А чё нам бригадир, дескать, у бригадира есть кому смотреть, а на тебя пока и обидеться некому.

Да, мол, катитесь вы куда подальше!

A-а, дескать, вон ты как!

И смех густым облаком долго продержался, долго смех не растворялся в воздухе. Навалились бабы на нечаявшего Коську. Втиснули руки его коленками в моховник влажный. На ноги ему насели. Свинцовые у баб тела. Плюётся Коська, ругается матерно. Окусить какую – не дотянешься. Взбухли на лбу и на шее у Коськи жилы. Лицо пунцовым сделалось. Не справиться ему с бабами. Ремешок расстегнули, к ширинке подбираются. Матрёна головой качает, стыдит баб, кипятком их остудить грозится. Ольга вдаль, на берёзовый околок глядит отстранённо.

«Отпустите, стервозы! Сам покажу!»

Раскатились бабы, давясь хохотом.

Вскочил Коська, забежал за оглаженную за ночь, но не осевшую ещё копну. Спустил до колен штаны. Выбежал. Белые бёдра и рыжий лобок. А грех не виден, грех солнце прикрыло.

«Смотрите, старые суки!..»

«Да какие же мы старые, это ты уж шибко молодой – ещё серьёзный».

Ринулся Коська в соседний березничек. Упал там ниц. Зашёлся горькими.

Ругает Матрёна баб, называет их бесстыжими девками. Сжимает рот беззубый тесно. Просит прощения для всех у Богородицы, кивая при этом на небо, но не смеет на него взглянуть: высоко больно. А у девок скулы уже ноют. Смех на исходе, но боек ещё. Давно так не смеялись – уж и к добру ли?

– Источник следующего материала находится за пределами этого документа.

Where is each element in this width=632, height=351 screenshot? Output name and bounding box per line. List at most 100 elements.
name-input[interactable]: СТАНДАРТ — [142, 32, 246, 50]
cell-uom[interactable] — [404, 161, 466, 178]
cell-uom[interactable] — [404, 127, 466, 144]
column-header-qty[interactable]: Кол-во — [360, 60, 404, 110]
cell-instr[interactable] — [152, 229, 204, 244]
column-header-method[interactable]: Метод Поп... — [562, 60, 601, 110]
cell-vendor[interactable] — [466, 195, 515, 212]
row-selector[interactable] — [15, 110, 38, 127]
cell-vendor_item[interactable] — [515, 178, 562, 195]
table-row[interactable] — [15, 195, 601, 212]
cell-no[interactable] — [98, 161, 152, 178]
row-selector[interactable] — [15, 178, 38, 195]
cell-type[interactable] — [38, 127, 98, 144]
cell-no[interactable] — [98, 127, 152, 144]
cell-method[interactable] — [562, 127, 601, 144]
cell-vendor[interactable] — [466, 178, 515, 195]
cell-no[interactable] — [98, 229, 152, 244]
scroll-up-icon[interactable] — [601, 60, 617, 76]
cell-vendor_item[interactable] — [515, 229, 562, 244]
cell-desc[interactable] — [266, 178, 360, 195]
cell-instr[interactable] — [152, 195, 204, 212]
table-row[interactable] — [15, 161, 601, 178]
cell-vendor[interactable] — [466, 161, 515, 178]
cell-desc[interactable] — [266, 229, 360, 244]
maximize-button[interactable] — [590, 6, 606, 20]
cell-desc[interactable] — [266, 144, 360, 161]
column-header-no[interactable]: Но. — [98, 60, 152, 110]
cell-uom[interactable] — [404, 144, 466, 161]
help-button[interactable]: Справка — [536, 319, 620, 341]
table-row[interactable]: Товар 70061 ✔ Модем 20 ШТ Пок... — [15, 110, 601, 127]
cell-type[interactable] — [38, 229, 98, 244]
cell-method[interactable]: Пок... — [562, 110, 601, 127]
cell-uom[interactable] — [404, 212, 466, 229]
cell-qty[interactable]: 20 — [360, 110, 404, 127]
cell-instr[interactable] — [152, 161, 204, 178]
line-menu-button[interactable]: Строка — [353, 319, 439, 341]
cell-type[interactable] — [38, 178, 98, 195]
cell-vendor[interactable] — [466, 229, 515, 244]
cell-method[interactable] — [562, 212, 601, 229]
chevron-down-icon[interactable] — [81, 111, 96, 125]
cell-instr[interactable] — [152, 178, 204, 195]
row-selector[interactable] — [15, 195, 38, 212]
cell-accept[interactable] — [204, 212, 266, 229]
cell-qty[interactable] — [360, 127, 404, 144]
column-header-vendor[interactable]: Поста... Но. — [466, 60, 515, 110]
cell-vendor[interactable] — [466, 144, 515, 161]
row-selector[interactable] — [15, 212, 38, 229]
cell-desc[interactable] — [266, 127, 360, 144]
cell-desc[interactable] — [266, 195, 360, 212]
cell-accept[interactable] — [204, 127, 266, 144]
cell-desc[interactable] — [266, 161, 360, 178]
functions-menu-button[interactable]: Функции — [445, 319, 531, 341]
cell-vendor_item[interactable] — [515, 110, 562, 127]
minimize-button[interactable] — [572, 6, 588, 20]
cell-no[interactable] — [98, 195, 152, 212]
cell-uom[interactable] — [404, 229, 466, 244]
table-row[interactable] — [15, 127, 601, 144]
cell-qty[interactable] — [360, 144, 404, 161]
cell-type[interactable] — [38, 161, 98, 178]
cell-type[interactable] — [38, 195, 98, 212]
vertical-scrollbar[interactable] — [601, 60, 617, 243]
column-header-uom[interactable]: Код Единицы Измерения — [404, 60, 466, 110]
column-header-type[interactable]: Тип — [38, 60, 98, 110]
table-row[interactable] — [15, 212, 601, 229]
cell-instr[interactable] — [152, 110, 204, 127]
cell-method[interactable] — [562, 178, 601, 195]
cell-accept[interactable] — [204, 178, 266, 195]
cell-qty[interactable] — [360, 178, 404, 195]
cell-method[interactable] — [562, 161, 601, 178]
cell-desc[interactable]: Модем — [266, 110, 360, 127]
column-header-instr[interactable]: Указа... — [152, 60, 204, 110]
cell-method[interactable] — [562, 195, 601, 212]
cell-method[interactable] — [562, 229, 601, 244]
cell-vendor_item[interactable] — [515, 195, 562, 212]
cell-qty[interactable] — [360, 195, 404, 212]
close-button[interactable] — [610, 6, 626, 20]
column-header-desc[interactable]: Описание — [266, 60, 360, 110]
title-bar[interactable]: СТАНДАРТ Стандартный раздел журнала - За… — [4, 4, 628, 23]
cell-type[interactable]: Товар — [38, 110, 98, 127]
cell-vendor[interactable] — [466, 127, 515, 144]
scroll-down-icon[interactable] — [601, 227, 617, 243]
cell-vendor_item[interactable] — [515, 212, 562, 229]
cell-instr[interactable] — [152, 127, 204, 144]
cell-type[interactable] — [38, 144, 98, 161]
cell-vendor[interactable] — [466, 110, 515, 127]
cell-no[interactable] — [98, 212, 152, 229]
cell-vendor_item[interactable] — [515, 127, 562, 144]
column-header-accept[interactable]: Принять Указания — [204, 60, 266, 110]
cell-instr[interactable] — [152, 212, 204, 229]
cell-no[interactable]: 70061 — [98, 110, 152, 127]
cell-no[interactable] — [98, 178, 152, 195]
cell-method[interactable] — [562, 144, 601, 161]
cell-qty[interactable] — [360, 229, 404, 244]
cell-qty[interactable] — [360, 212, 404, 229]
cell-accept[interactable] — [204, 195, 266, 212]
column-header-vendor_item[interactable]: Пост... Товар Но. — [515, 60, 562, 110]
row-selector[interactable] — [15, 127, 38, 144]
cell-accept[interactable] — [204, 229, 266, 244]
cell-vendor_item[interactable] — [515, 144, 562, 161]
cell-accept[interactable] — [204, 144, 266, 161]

«Мы ведь так, в шутку, – оправдываются, – в шутку же, тётка Матрёна».

«Кто ж так шутит над ребёнком, разве нелюди», – говорит им та.

И гулко топот. Совсем рядом. Выехал из тальника всадник. Подскакал к табору. В стремени, спешиваясь, завис – повело коня: грузный наездник.

Крупный мужик бригадир Иван Виссарионович Нестеров, бывший кулак, угодивший с Ялани на строительство Игарки, рук рабочих, видно, не хватало там, из Игарки – на фронт, под Москву, после ранения – в Ялань – отвоевался, замкнув один из кругов. Уздечку закинул коню на спину. Не боится, что убежит конь. Учёный Карька: от хозяина не бегает.

«Здорово, бабоньки», – говорит бригадир.

Говорит бригадир редко, после каждой куцей фразы желваками подолгу работает: следующую формует – так, наверное.

Зачерпнул из ведра. Отпил.

«Чего веселье-то такое? – спрашивает. – Работы мало? – улыбается глазами. – Я подкину. Или усталость не берёт вас никакая?»

Посмеялись бабы вопросу: чё усталость, дескать, нам, коли мы лошади двужильные. Но причину смеха пояснять не стали.

Только Матрёна – та губами недовольно шамкает. Венички впрок из душицы увязывает: не на каждом покосе она, душица, попадается.

«А где охранник ваш? – спрашивает бригадир. – Кликните-ка кто его, если здесь он где, не уполкал куда на речку».

Позвали бабы громко Коську, позвали раз да и другой. Только крикнули когда, что бригадир приехал, хочет его видеть, после того лишь и явился.

«Ступай-ка, Константин, домой, – говорит бригадир, глядя не на парня, а в кружку. – Мать твоя там захворала».

«Ну вот, – забранились дружно бабы, – одного мужика – и того от нас забираешь!»

«Ничего, ничего, не умрёте, – говорит бригадир. – Пришлю другого; может, кого постарше в мэ-тээсе ещё выклянчу… Карьку-то я тебе не дам, – говорит бригадир Коське. – Ноги у тебя молодые, испорченные, – говорит бригадир, – добежишь как, не заметишь – пой только шибче и беги».

Спрятал Коська, носом хлюпая, в суму свою кружку, забросил на плечо суму – и показал бабам спину, не попрощавшись с ними. Уходил, уходил – и скрылся за рано пожелтевшей ольхой.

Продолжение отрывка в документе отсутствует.